Les clefs de réussites du diagnostic en marchant 

De l’efficacité ! On l’a dit, il s’agit d’un outil qui va toucher directement les habitants, c’est donc un moment de création du lien de confiance entre les élus et leurs usagers et entre les individus et la participation citoyenne. La partie de rendre compte des résultats du diagnostic est donc primordiale.  

Qui dit efficacité dit réactivité des services ! Pour cela une règle d’or : calibrer l’organisation du diagnostic avec eux, concrètement, si cet article ne leur plaît pas sur la méthodo, jeter le et écouter vos agents !  

Dans l’idée, la réalisation des demandes passera par ces étapes : 

  • Transmission du tableau des demandes des usagers 
  • Proposition des agents pour répondre aux demandes 
  • Validation/refus des élus en traitant chaque proposition une par une 
  • Réalisation des propositions validées, communication autour des demandes refusées ou encore demande aux services de proposer d’autres solutions 

En cas de volonté de mener plusieurs diagnostics en marchant, ce sont les services (notamment techniques) qui pourront vous donner un délai nécessaire entre chaque diagnostic. Afin que les agents puissent réaliser les demandes du précédent diagnostic. 

FAQ 

L’accompagnement de Concert’à l’Ouest en Bretagne 

Je vous accompagne de l’étape 1 à 8, de la définition du diagnostic à la restitution du dossier. Le nombre de journées facturées sur ce type d’action oscille entre 1 journée à 1 journée et demie. 
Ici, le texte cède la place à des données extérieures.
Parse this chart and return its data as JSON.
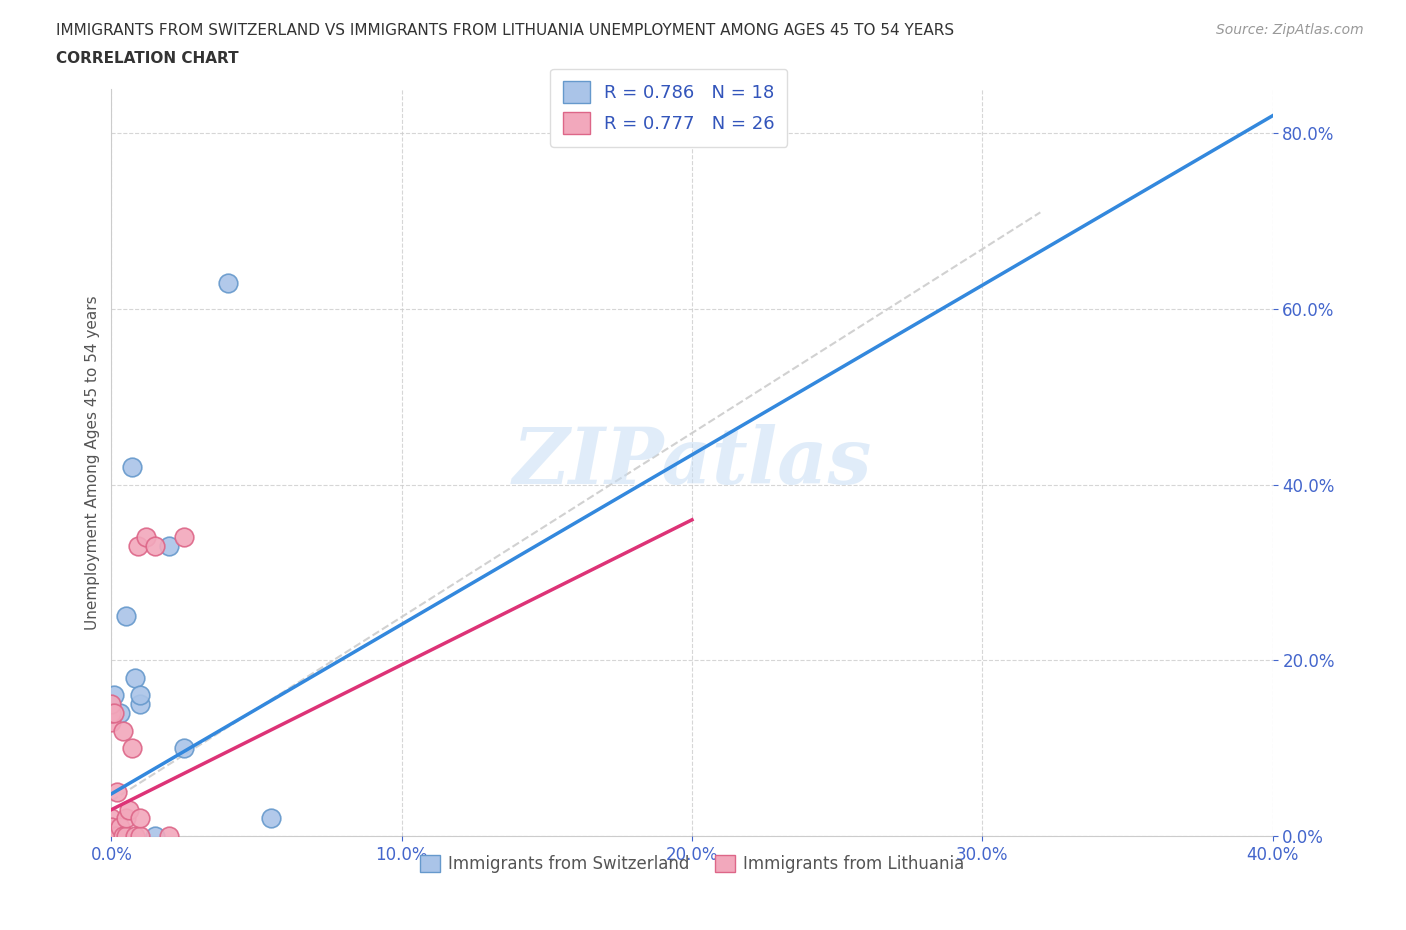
{
  "title_line1": "IMMIGRANTS FROM SWITZERLAND VS IMMIGRANTS FROM LITHUANIA UNEMPLOYMENT AMONG AGES 45 TO 54 YEARS",
  "title_line2": "CORRELATION CHART",
  "source": "Source: ZipAtlas.com",
  "ylabel": "Unemployment Among Ages 45 to 54 years",
  "xlim": [
    0.0,
    0.4
  ],
  "ylim": [
    0.0,
    0.85
  ],
  "xticks": [
    0.0,
    0.1,
    0.2,
    0.3,
    0.4
  ],
  "yticks": [
    0.0,
    0.2,
    0.4,
    0.6,
    0.8
  ],
  "switzerland_color": "#aac4e8",
  "lithuania_color": "#f2a8bc",
  "switzerland_edge": "#6699cc",
  "lithuania_edge": "#dd6688",
  "trend_line_switzerland": "#3388dd",
  "trend_line_lithuania": "#dd3377",
  "trend_line_dashed": "#cccccc",
  "R_switzerland": 0.786,
  "N_switzerland": 18,
  "R_lithuania": 0.777,
  "N_lithuania": 26,
  "watermark": "ZIPatlas",
  "legend_label_switzerland": "Immigrants from Switzerland",
  "legend_label_lithuania": "Immigrants from Lithuania",
  "switzerland_x": [
    0.0,
    0.0,
    0.0,
    0.0,
    0.001,
    0.001,
    0.002,
    0.003,
    0.005,
    0.007,
    0.008,
    0.01,
    0.01,
    0.015,
    0.02,
    0.025,
    0.04,
    0.055
  ],
  "switzerland_y": [
    0.0,
    0.005,
    0.01,
    0.14,
    0.0,
    0.16,
    0.0,
    0.14,
    0.25,
    0.42,
    0.18,
    0.15,
    0.16,
    0.0,
    0.33,
    0.1,
    0.63,
    0.02
  ],
  "lithuania_x": [
    0.0,
    0.0,
    0.0,
    0.0,
    0.0,
    0.0,
    0.0,
    0.001,
    0.001,
    0.002,
    0.002,
    0.003,
    0.004,
    0.004,
    0.005,
    0.005,
    0.006,
    0.007,
    0.008,
    0.009,
    0.01,
    0.01,
    0.012,
    0.015,
    0.02,
    0.025
  ],
  "lithuania_y": [
    0.0,
    0.0,
    0.13,
    0.14,
    0.15,
    0.02,
    0.01,
    0.0,
    0.14,
    0.0,
    0.05,
    0.01,
    0.0,
    0.12,
    0.0,
    0.02,
    0.03,
    0.1,
    0.0,
    0.33,
    0.0,
    0.02,
    0.34,
    0.33,
    0.0,
    0.34
  ],
  "background_color": "#ffffff",
  "grid_color": "#cccccc",
  "swiss_trend_x": [
    0.0,
    0.4
  ],
  "swiss_trend_y": [
    0.048,
    0.82
  ],
  "lith_trend_x": [
    0.0,
    0.2
  ],
  "lith_trend_y": [
    0.03,
    0.36
  ]
}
Où sommes-nous situés dans la pyramide de la participation ? 

Bonne question !

La pyramide a son intérêt dans cette démarche, pour être transparent avec les usagers. En fonction de la volonté des élus, nous serons soit en consultation ou en concertation. 

Quid des marches exploratoires ?  

Les marches exploratoires sont mises en place par des groupes féminins pour se réapproprier l’espace public.

Elles se servent du diagnostic en marchant comme outil, englobé dans un dispositif beaucoup plus élargi. L’autrice référence dans ce domaine est Marylène Lieber Genre, violences et espaces publics | Cairn.info.